Algo parecido nos ocurre con la durabilidad que engloba el pasado, el presente y el futuro, pues cabe concebir el trascurso del tiempo como “momentos eternos”. De ello se deduce con facilitad que cuanto existe, aunque sea solo un segundo, existe desde siempre y para siempre. En ese segundo cabe la eternidad. Nuestras elucubraciones y quebraderos de cabeza provienen de la imposibilidad de meter el océano en un hoyo, según la lección que un niño juguetón le dio al gran pensador San Agustín. Mientras el presente no devenga momento eterno, estaremos sometidos a las fluctuaciones del tiempo mientras recorremos las distintas formas de materializarse.

Jardín

El panteísmo ha sido condenado por la Iglesia, pero solo como ideología, no como vivencia o anhelo de unión total con Dios. No es cuestión de contornear existencias, aquilatar naturalezas o encajar personalidades, sino de saciar nuestro inconmensurable deseo de comprender nuestra propia existencia y de fundir en un fuerte abrazo la fluctuante nimiedad que somos con la plenitud de un Dios a quien hemos aprendido a llamar “padre”.

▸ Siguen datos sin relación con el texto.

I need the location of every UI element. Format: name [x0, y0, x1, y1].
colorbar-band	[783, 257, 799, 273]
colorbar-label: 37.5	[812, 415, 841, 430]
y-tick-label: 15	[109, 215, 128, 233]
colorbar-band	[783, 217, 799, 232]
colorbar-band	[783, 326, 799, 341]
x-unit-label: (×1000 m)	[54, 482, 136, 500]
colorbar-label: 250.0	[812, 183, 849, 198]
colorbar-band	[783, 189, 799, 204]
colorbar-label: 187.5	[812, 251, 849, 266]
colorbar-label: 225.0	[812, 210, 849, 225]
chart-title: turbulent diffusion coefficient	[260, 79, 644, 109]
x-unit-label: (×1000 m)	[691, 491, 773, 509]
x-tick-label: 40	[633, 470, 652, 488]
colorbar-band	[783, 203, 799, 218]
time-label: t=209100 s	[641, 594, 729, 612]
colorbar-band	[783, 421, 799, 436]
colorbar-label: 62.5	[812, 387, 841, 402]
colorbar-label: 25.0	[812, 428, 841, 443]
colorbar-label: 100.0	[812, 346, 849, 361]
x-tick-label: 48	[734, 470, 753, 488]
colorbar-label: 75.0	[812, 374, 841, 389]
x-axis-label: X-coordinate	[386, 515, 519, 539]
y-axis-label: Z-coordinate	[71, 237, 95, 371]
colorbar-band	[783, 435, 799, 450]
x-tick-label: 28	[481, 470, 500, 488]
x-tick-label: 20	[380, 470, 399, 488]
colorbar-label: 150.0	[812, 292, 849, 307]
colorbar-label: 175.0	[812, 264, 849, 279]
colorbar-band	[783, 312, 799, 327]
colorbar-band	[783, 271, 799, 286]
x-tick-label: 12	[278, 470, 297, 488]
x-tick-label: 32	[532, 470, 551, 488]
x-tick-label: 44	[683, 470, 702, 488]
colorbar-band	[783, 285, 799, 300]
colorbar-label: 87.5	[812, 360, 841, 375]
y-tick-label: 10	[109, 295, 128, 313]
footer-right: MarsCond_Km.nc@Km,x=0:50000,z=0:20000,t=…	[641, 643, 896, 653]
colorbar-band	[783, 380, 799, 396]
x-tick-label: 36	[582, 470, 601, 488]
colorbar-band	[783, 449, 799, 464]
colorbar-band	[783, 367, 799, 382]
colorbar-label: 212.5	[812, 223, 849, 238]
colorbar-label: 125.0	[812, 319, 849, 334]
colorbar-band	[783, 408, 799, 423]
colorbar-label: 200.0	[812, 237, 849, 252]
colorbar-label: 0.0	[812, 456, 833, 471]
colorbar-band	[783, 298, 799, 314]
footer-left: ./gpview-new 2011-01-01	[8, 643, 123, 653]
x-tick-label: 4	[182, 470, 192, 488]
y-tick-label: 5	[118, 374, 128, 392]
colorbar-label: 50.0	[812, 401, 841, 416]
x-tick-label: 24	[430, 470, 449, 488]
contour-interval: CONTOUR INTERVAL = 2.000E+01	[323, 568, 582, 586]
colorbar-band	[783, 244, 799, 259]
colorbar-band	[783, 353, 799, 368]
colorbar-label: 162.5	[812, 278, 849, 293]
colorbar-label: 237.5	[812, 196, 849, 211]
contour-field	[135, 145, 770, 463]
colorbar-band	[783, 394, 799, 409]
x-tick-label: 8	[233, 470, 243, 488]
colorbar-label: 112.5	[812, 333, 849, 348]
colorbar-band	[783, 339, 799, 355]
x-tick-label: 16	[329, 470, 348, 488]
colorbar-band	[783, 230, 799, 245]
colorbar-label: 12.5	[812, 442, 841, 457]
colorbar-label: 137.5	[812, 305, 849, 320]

Uno podría incluso ir por la vida comportándose como un desquiciado depredador, que se sirve sin cortapisas de todo lo que le place, o como un generoso repartidor de bondades, sin pararse a pensar ni siquiera un momento en un ser trascendente o en Dios. Seguro que el particular desarrollo vital de ambos le impondrá al primero un tributo reparador e inundará al segundo de gracia, pues el hecho de vivir comporta una justicia insobornable. De ahí que no importe el aparente desapego de un Dios que, sin embargo, palpita en el corazón de todo ser humano. De hecho, lo trascendente está tan inserto en lo inmanente que al depredador lo catalogamos como “endemoniado” mientras al bondadoso lo valoramos como “místico”.

Hucha del Domund

Proyección de la humanización

El anhelo de fusión mística con Dios presupone un largo recorrido de humanización. Solo siendo plenamente humano, uno puede abrazarse a un Dios, abrazo que se realiza en dimensión de encarnación. De ahí que la cruz y la resurrección de Jesús, carne trémula que reverbera, sean componentes esenciales del encuentro amoroso que se da en la vivencia mística de la omnímoda presencia de Dios en todo y en todos.

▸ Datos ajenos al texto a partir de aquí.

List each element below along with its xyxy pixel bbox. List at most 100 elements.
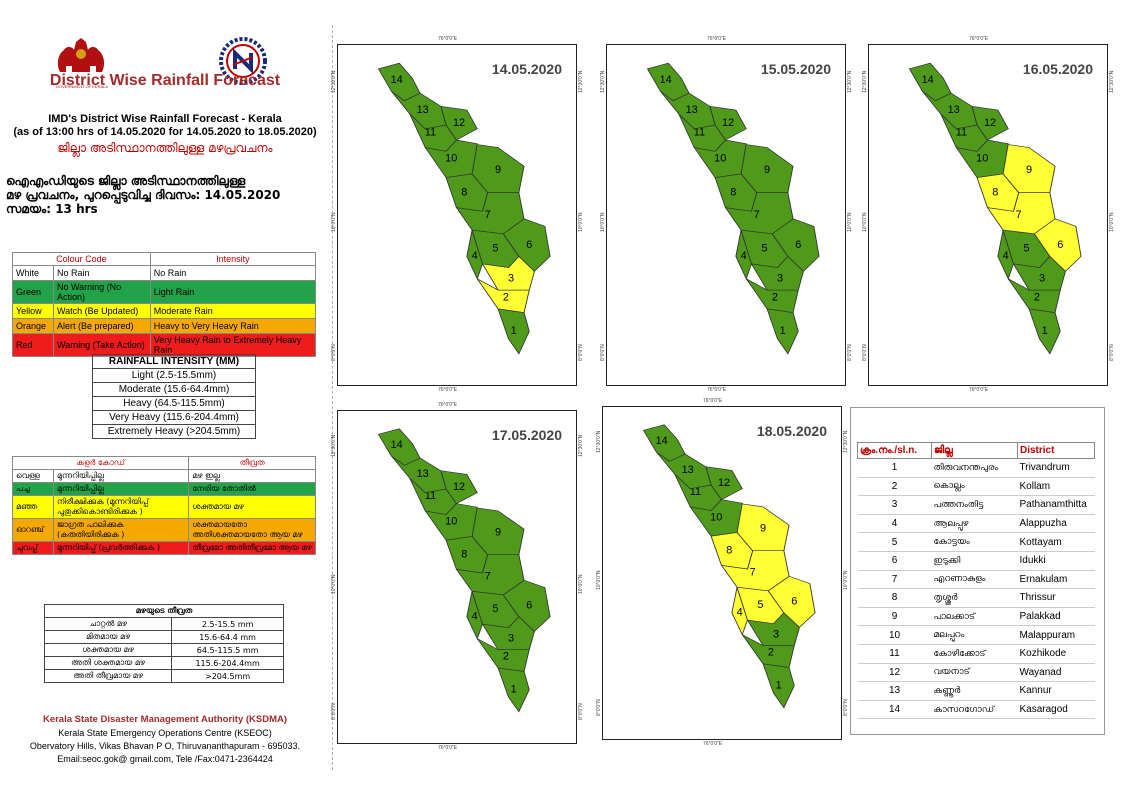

Si la contemplación sosegada de la naturaleza lleva a extasiarse por su deslumbrante belleza, mirar a cualquier hombre, incluso al más contrahecho y nauseabundo, nos adentra en la trascendencia absoluta y nos empapa de gracia divina. Quien sea capaz de orillar su propio egoísmo y de dejarse seducir por la belleza de las cosas y de las personas experimenta la dulzura mística del íntimo abrazo con un Dios cuyo rostro se refleja en cada cosa y, más, en cada ser humano.

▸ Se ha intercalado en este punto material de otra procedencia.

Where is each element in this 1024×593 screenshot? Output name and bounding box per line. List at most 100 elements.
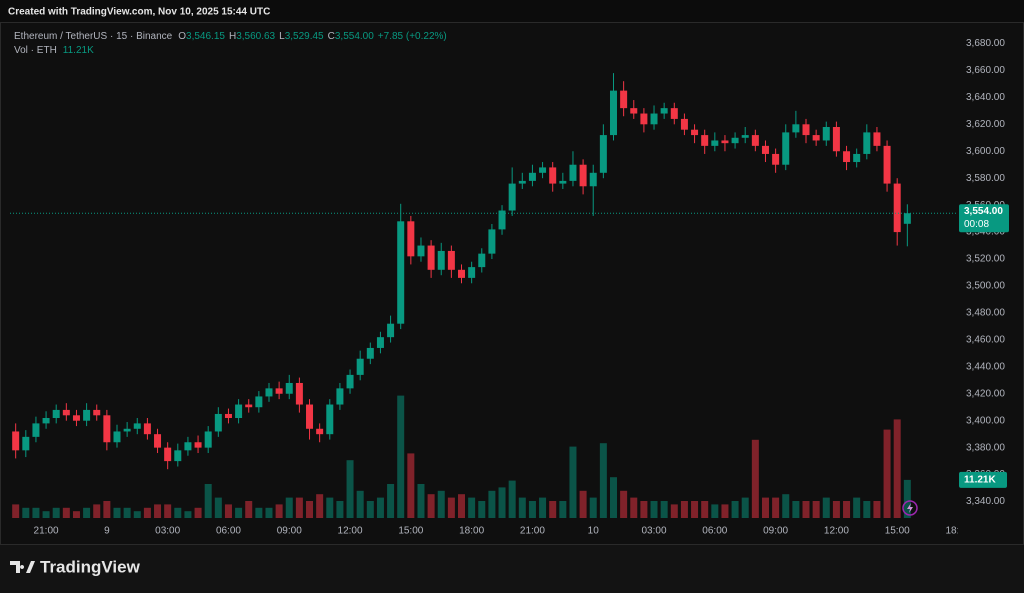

“Mil gracias derramando…”, susurraron las cosas al oído del poeta místico sobre el amado deseado, invitándolo a gozarse en ellas. “¿Dónde está Dios?”, gritan desesperados los desengañados de la vida y los vapuleados por ella. Son interrogantes que ahogan la sensibilidad mística que percibe el amoroso susurro divino de las cosas y, en especial, del corazón de los hombres. Dios está en ti, en tu angustia y en tu dolor, abrazándote tan fuerte que jamás podrás zafarte de su bondad, aunque pongas en el empeño toda la fuerza corrosiva de tu libre voluntad.

Puertas del Infierno

Pincelada circunstancial

En referencia al momento presente, digamos que la “Amazonía” nos trae bocanadas de aire fresco y esperanza de primavera; que los incendios de Barcelona son “bocas de infierno” y que las monedas que hoy se depositan en las huchas del Domund son sonrisas y gracias en vuelo directo de una nación a otra, de un continente a otro.